Final karakia for Sir Hekenukumai will be said at 10am on Wednesday 15 May at a tangi at Te Uri o Hina Marae in Pukepoto in Northland.
Te Hiku Media manager Peter-Lucas Jones said more than 500 people had already gathered for the first day of Sir Hekenukumai lying in state, a day reserved for those most closely related to the deceased.
A "huge group" was expected for the tangi, before Sir Hekenukumai is taken to Rangihaukaha urupā, the tribal cemetery of his forbears, Mr Jones said.
"He revived things that had been lost for almost 400 years.
"The relationships that he restored with the people's of Hawaii, Tahiti and throughout the Pacific have been something that has supported the language revival, the cultural revival, and of course the most endangered of all the Polynesian arts, wayfinding and canoe building."
Before Sir Hek's investiture at Waitangi this year, waka taua captain Joe Conrad said Sir Hek had played a significant role in reviving traditional Māori skills.

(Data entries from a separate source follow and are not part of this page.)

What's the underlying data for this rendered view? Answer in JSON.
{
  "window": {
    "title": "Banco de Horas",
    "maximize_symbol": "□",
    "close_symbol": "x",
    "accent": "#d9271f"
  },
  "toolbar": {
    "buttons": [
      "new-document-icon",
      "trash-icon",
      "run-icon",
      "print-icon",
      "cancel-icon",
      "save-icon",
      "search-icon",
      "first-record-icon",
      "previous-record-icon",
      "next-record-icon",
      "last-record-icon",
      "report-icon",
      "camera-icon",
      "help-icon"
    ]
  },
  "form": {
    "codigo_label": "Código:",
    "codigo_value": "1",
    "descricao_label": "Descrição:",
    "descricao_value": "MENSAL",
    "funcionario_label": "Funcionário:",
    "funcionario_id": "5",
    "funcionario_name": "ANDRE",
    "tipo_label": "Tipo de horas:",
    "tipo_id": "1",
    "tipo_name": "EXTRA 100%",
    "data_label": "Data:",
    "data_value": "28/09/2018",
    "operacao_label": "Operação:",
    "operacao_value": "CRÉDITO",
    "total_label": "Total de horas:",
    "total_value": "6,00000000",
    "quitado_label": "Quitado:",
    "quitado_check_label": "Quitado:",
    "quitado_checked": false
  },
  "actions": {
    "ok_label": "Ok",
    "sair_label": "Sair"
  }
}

Sir Hek had showed "determination and doggedness" in gaining back knowledge of celestial sailing and navigation, and building and engineering seafaring vessels or waka hourua, Mr Conrad said.
Sir Hek was from Ngāti Kahu and Te Rārawa and was in his fifties when Hokule'a, a Hawaiian replica of a traditional, double-hulled voyaging waka, travelled to Waitangi, changing his life.
He was inspired to start building waka and criss-crossing the Pacific.
Prime Minister Jacinda Ardern marked his passing with a tribute remembering his investiture at Waitangi.
"I will never forget the passion and love on display for him. He gave so much to the next generation and in turn, they honoured him," Ms Ardern said.
"May the waters be calm and the stars guide the way to your final resting place."